Last month, I celebrated my first Ada-versary (Ada anniversary)! 13 months since joining Ada Ventures as Head of Operations, it still feels a little surreal to be working with this team. I am grateful for this privilege every day.
In the spirit of Open Venture, I thought I’d share some of what I’ve learned about VC ops in a small VC fund. As Matt & Check (the Partners of Ada Ventures) have alluded to elsewhere, a new VC fund is in itself a start-up, and a VC fund could be seen as the sum of two parts — the FCA-regulated investment firm and the fund itself.
Our core business is investing into companies to get the greatest return we can for our investors, in line with our thesis. Together, Diarra, our Head of Portfolio & Brand, and I, support Check & Matt in delivering this core business. This backend support includes:
1. Team — hiring, culture, employment policies, benefits
2. Marketing — brand, communications with the public (like this Medium post!)
3. Investor relations — quarterly reporting, regular communications
4. Fundraising — for our fund, and for our portfolio
5. Portfolio support — supporting our founders, connecting them to our network
6. Community management — our scout & angel program
7. Supplier management — liaising with lawyers, administrators, accountants etc.
8. Investment processes — closing checklists, project management
9. Impact — due diligence processes, what this looks like for Ada as a firm
10. ESG — how we show up in the world, and how we help our portfolio navigate this
11. Finance — bookkeeping, fund accounting, tax returns
12. Compliance — FCA, data protection, insurance, annual audits
13. Legal — fund legals, investment legals, day-to-day contracts
14. General ops — offices, IT, merch
There’s quite a breadth of work included in VC ops (or ops roles generally), and I’m learning more every day. If you’re new to this space and would like to discuss this more, please feel free to reach out.
I first met Check and Matt while working as a funds lawyer at Morrison & Foerster (then at Morgan Lewis). A massive shout out to Eliska, Oli and Rob, who made Big City Law a truly fun(ds) experience. My role at Ada Ventures is my first role outside of law.
At the time, navigating a career change out of law felt a bit like a black box. I’d met many lawyers who’d said they want to leave the profession but hadn’t met anyone who’d actually done it. The most obvious paths out of the City seemed to be working in in-house legal teams, or as professional support lawyers, still in big law firms. Few seemed to have moved beyond these options.
If that sounds familiar to you, here are a couple of things I’ve learned in the last 13 months:
1. Those transferable skills people tell you you’ll gain as a lawyer? They exist. I found it so hard to see this while I was in private practice, but being a lawyer gave me an incredible foundation of essential skills.
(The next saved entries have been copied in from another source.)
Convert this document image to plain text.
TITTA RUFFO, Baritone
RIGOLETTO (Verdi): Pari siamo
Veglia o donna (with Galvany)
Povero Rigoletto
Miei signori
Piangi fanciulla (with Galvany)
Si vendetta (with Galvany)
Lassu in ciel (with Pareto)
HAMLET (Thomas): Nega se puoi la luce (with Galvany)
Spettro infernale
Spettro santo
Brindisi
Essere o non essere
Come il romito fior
Checklists, processes, making a completion work — these are all skills that every junior lawyer has to learn. That closing that you ran with the World’s Most Annoying Signing Matrix? Those are similar to skills you need to maintain, update or work with many other databases, run projects or develop processes — you just need to recontextualise them for a new environment.
2. Common sense will get you very far. As lawyers, we’re used to being the technical experts in the room, to pay attention to all the minutiae. This is a super skill that will be very handy, but it must be paired with common sense — getting hung up on every minor point will leave you paralysed.
3. It is not (really) a competition. What I’ve enjoyed the most about VC so far is that it is an incredibly collaborative industry. Everyone is learning as they go, and people are very willing to share what they know. Within days of joining Ada, I had already been invited to join multiple VC ops groups, and the compassion and generosity with which everyone shares their knowledge continues to wow me every time I log on.
4. Take your time. Things will move quickly, and perfection rarely happens. Sometimes, being ‘busy’ is less important than taking your time to think something through. If, like me, you are used to long hours and busy nights, where each hour was aimed at producing an end product (document), this is a definite adjustment (and one I’m still working on!). But if you’re trying to work out the best way to do something new — like how to implement a fair hiring process, or what’s the best way to optimise a currently inefficient process — it’s OK to take a pause, think it through, before jumping into the busy work — as uncomfortable as that might feel.
It’s been a pretty steep learning curve! Thank you as ever to the Ada team, and everyone who has supported me throughout my career. I’m excited to see what the next year brings. Onwards!